Positive thinking isn’t the same as trying to gloss over the negative things in life or ignore your problems. Positive thinking is approaching the challenges life throws at you with a positive attitude.
There are basically two kinds of people: positive thinkers and negative thinkers. Having an optimistic view of life can affects your health. Optimism doesn’t mean that you have a constant grin, but it does mean remaining positive about what’s to come.
Here are some of the health benefits of positive thinking.
YOU WON’T GET SICK AS OFTEN
Segerstrom completed a study, published in Brain, Behavior, and Immunity, to investigate the connection between optimism and immunity. She recruited 124 incoming law students and had them complete five questionnaires and immunity checks over the course of a year.
Segerstrom found that when a student displayed optimistic thinking, he or she also showed greater cell-mediated immunity. A pessimistic thinking, on the other hand, had an actual negative effect on the response of immune cells.
“When you feel optimistic, immunity-boosting hormones like oxytocin and growth hormones may get activated,” says study author Suzanne Segerstrom.
INCREASED LIFE SPAN
Optimistic people are more focused on their work and hence more successful compared to pessimists, researchers say. A Dutch research study found that those of a pessimistic disposition were 55% more likely to die during the nine-year follow-up period.
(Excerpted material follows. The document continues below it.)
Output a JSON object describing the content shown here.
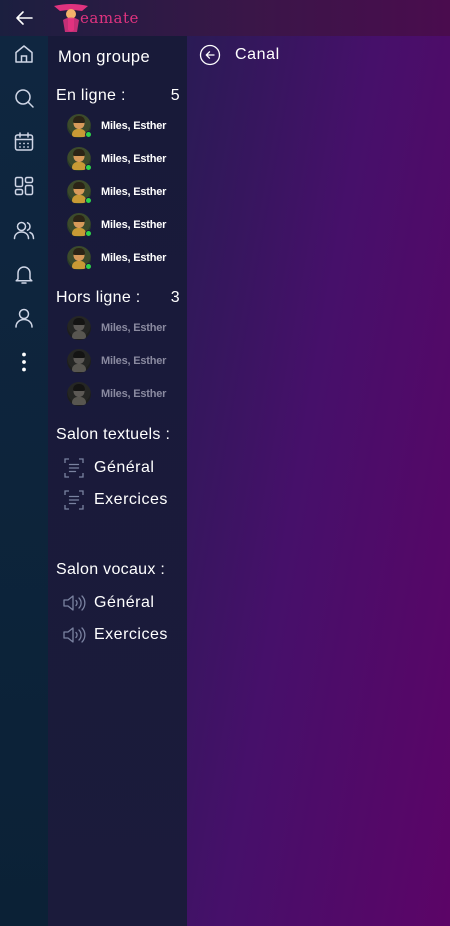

If you changed your perspective on your stress to a positive vs a negative, the stress would be a lot less, and could prevent you from getting sick.
YOU’RE LESS LIKELY TO HAVE A STROKE.
“Optimism is associated with a slower buildup of the plaque in your arteries that can lead to a stroke,” – says Eric Kim, lead author on the University of Michigan study that found that the more positive people were, the lower their odds of having a stroke.
Make positivity a part of your arsenal against it: An optimistic approach lowers your chance of heart disease. A study found that optimists were less likely than pessimists to develop coronary heart disease.
In one study published in Science Direct, positive thinking was proven to help people tolerate pain. Considering that stress and negativity causes pain sensations to be stronger, it’s easy to see how positive thinking can help reduce the pain.
Whatever you believe in your heart to be true is a reality in your life. As a result, you then attract events, experiences and people in your life to match your ‘loves’ or ‘beliefs’.